International prize highlights new efforts for better hearing

Professor Graeme Clark (second from left) with colleagues Drs Chyrisse Heine (left) and Antonio Paolini (right) and cochlear implant recipient Rebecca French (second from right).
One of the world’s major scientific prizes – the Otto Schmitt Award for exceptional contributions to advancements in medical and biological engineering – has been awarded to La Trobe University’s Distinguished Professor Graeme Clark.
The award is made every three years by the International Federation for Medical and Biological Engineering which represents research organisations from more than 50 countries.
It was presented to Professor Clark at the opening session of the World Congress on Medical Physics and Biomedical Engineering in Munich, Germany on 8 September.
Appointed to La Trobe University late last year, the pioneer of cochlear implant research now heads La Trobe’s Graeme Clark Centre for Bionic Ear and NeuroSensory Research.
The Centre is located on the University’s main Melbourne campus at Bundoora. From here Professor Clark and the La Trobe team are spearheading the development of the next generation of high-fidelity bionic ear. The aim is to substantially enhance the audio quality of cochlear implants to a point where it may even be possible to achieve excellent musical appreciation.
In his acceptance speech ‘The Multichannel Cochlear Implant-Past, Present and Future’ Professor Clark recognised the contributions made first at the University of Sydney, then the University of Melbourne and Eye and Ear Hospital, then by Cochlear Limited, and then through the creation of the Bionic Ear Institute.
The Australian-developed bionic ear has already captured some 70 per cent of the world market where more than 120,000 cochlear implants have been performed in 100 countries over the past twenty years.

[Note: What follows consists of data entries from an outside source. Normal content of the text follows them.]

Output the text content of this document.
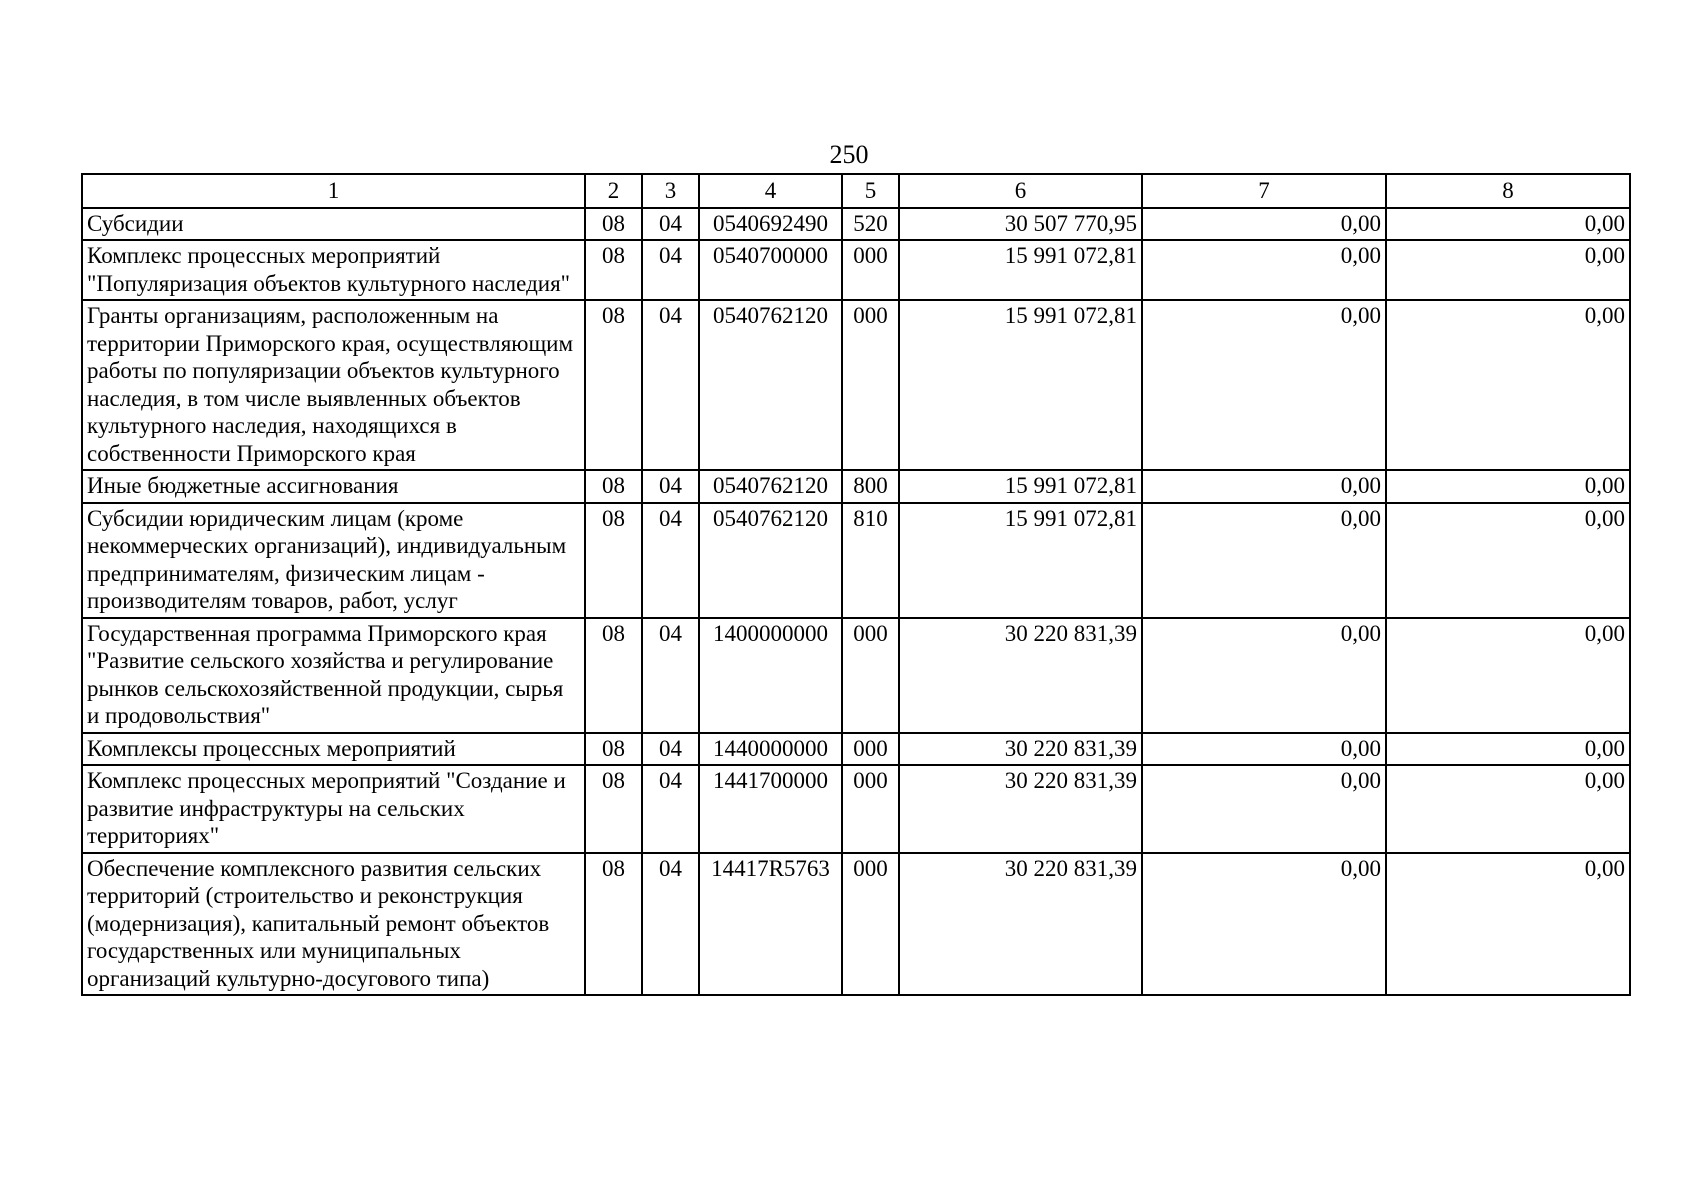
250
1	2	3	4	5	6	7	8
Субсидии	08	04	0540692490	520	30 507 770,95	0,00	0,00
Комплекс процессных мероприятий "Популяризация объектов культурного наследия"	08	04	0540700000	000	15 991 072,81	0,00	0,00
Гранты организациям, расположенным на территории Приморского края, осуществляющим работы по популяризации объектов культурного наследия, в том числе выявленных объектов культурного наследия, находящихся в собственности Приморского края	08	04	0540762120	000	15 991 072,81	0,00	0,00
Иные бюджетные ассигнования	08	04	0540762120	800	15 991 072,81	0,00	0,00
Субсидии юридическим лицам (кроме некоммерческих организаций), индивидуальным предпринимателям, физическим лицам - производителям товаров, работ, услуг	08	04	0540762120	810	15 991 072,81	0,00	0,00
Государственная программа Приморского края "Развитие сельского хозяйства и регулирование рынков сельскохозяйственной продукции, сырья и продовольствия"	08	04	1400000000	000	30 220 831,39	0,00	0,00
Комплексы процессных мероприятий	08	04	1440000000	000	30 220 831,39	0,00	0,00
Комплекс процессных мероприятий "Создание и развитие инфраструктуры на сельских территориях"	08	04	1441700000	000	30 220 831,39	0,00	0,00
Обеспечение комплексного развития сельских территорий (строительство и реконструкция (модернизация), капитальный ремонт объектов государственных или муниципальных организаций культурно-досугового типа)	08	04	14417R5763	000	30 220 831,39	0,00	0,00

Professor Clark highlighted how the success of the bionic ear resulted from multi-institutional and wideranging interdisciplinary research – in neurophysiology, neurobiology, biophysics, bioengineering, electrical engineering, surgery, psychophysics, speech science, and audiology.
‘The research has helped show how the brain codes simple and complex speech sounds, how bilateral stimulation gives more directional sound, and how speech and language develop in young children.’
He said his Centre will expand existing techniques to include recordings from hundreds of brain cells simultaneously, and incorporate these advances in new biomaterials.
‘Research is now being undertaken at La Trobe University to see how to produce the fine temporo-spatial patterns of nerve responses for high fidelity hearing, musical appreciation and hearing in noise, as well as the relation between spoken language and Sign Language of the Deaf.’
Professor Clark’s team is also examining how deafness and sensory deficits affect brain development, especially for language.
He believes the trinity of early diagnosis, hearing aids or cochlear implants, and auditory verbal education will help many more children to achieve their true potential.
Dr Otto H. Schmitt, after whom the award is named, was a German scientist, who pioneered ‘Biomimetics’ which uses electronics to mimic nature, seen in Professor Clark’s mimicking brain function in the development of the Bionic ear.
Schmitt’s work led to the ‘Schmitt Trigger’, a positive feedback measuring circuit that generates a two state output – above or below a certain threshold – and is now used extensively in a wide range of applications. It was fundamental to Professor Clark’s important neurophysiological research to show that a multi-channel implant would be the only way to code speech with electrical stimulation.